The direct target of AHR is another protein, known as GPR15, also known as the HIV or simian immunodeficiency virus co-receptor. This protein is critical in the intestinal homing of regulatory T cells in mice and in humans, further suggesting a physiological role for AHR in intestinal tissue stability, the researchers said. Zhou’s longtime postdoctoral associate, Lifeng Xiong, Ph.D., first author on the paper, made that discovery.
“It is quite fascinating to discover how our immune system has evolved such an intricate address system that is regulated by AHR,” Xiong said.
Joseph Dean, M.S., a doctoral student in Zhou’s laboratory and a co-author on the paper, expanded on the practical significance of the finding.
“It’s what tells the T cells to go to the intestine, instead of to the spleen, or someplace else,” he said. “Using next-generation sequencing technology, we’ve found that AHR is directly responsible for regulating GPR15.”
Elaborating on the analogy of the address system, Zhou said that if GPR15 is the location mark, the envelope it is written on is the regulatory T cell, and AHR is the person who writes the address.
“This address system we’ve discovered is mediated by AHR and GPR15,” he said. “If you write that address on the envelope, the letter will be delivered to the right location — the large intestine.”
In the context of IBD or other intestinal diseases, promoting the delivery of the regulatory T cells into the gut would be a good thing, the researchers said. But they added that more research is needed to better understand the mechanism’s full promise and potential risks.
“We’ve discovered a route of delivery,” Zhou said. “But the AHR role is quite complicated; it can either suppress or activate a gene. We believe that if you activate AHR in the regulatory T cells, you can make them more functional. In IBD patients, this outcome is good, as we want to suppress inflammation. But in other context, enhanced regulatory T cells may not be a good thing, especially when our bodies are trying to combat a tumor or infection by enhancing immune responses.”
While Zhou’s team now knows that the AHR protein defines the gut location mark GPR15 on regulatory T cells, they don’t yet know how exactly the cells bearing that location mark get to their destination.
“Because of the GPR15 ‘written’ on it, it goes to the intestine. Initially, we were very cautious, as AHR plays many functions, in other words, can write different ‘addresses’,” Zhou said. “But this regulation of GPR15 is one of the key functions of AHR in these regulatory T cells.”
The Zhou lab has investigated several molecular candidates regulated by AHR that could deliver those cells to the gut, but the researchers believe GPR15 is one of the most important. To arrive at their findings, the researchers used high-throughput gene sequencing in mice, analyzing the entire genome to investigate AHR’s molecular behavior.
“Performing next-generation sequencing of the entire genome allows you to look at thousands of genes,” Dean said. “While AHR can regulate many genes, our analysis showed several angles that point to this key function of regulating GPR15.”
An interesting characteristic of AHR is its ability to be targeted by drugs or modified by diet or by bacteria in the gut, the researchers said.

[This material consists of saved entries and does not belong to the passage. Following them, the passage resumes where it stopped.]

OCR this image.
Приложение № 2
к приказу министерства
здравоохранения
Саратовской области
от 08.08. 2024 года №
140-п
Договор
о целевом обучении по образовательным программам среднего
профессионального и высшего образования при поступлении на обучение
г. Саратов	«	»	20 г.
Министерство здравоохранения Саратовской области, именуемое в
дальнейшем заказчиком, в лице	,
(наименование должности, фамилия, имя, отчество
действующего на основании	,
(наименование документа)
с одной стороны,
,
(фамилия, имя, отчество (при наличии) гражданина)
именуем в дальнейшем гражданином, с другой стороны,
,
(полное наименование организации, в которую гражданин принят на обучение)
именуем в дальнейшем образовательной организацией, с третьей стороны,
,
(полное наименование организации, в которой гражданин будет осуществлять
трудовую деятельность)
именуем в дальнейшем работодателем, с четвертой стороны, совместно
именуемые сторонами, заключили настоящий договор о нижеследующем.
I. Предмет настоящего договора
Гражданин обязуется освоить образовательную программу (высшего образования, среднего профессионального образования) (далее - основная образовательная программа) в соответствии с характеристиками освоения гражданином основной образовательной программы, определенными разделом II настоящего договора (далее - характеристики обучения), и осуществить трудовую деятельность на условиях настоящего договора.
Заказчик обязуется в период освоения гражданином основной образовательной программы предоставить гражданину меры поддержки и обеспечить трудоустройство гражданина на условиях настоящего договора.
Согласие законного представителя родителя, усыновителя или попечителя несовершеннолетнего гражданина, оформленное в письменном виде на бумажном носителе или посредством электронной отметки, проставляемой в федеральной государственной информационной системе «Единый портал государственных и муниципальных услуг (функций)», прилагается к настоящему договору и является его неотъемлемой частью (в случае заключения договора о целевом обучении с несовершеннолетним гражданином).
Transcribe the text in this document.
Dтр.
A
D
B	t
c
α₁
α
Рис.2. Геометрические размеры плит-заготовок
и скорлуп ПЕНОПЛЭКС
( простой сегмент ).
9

But even without genetic or pharmaceutical intervention, people seeking better intestinal health can reach that goal simply by modifying their diets to include more of the ligands, or compounds, known to activate AHR. Zhou said.
“It is very important to note that this address system regulated by AHR is well passed on from animals to humans as evidenced by evolution,” he said. “It offers an opportunity to develop new drugs to target AHR to treat diseases. But, I would also tell IBD patients, eat more vegetables, like broccoli and cabbage, which are high in the ligands that act like keys to unlock AHR.”
Zhou said his group’s findings are a direct outcome of fruitful collaborations among many people, including Marcus Mühlbauer, M.D., Ph.D., an assistant professor of gastroenterology in the UF College of Medicine and director of UF Health’s Inflammatory Bowel and Celiac Disease Program.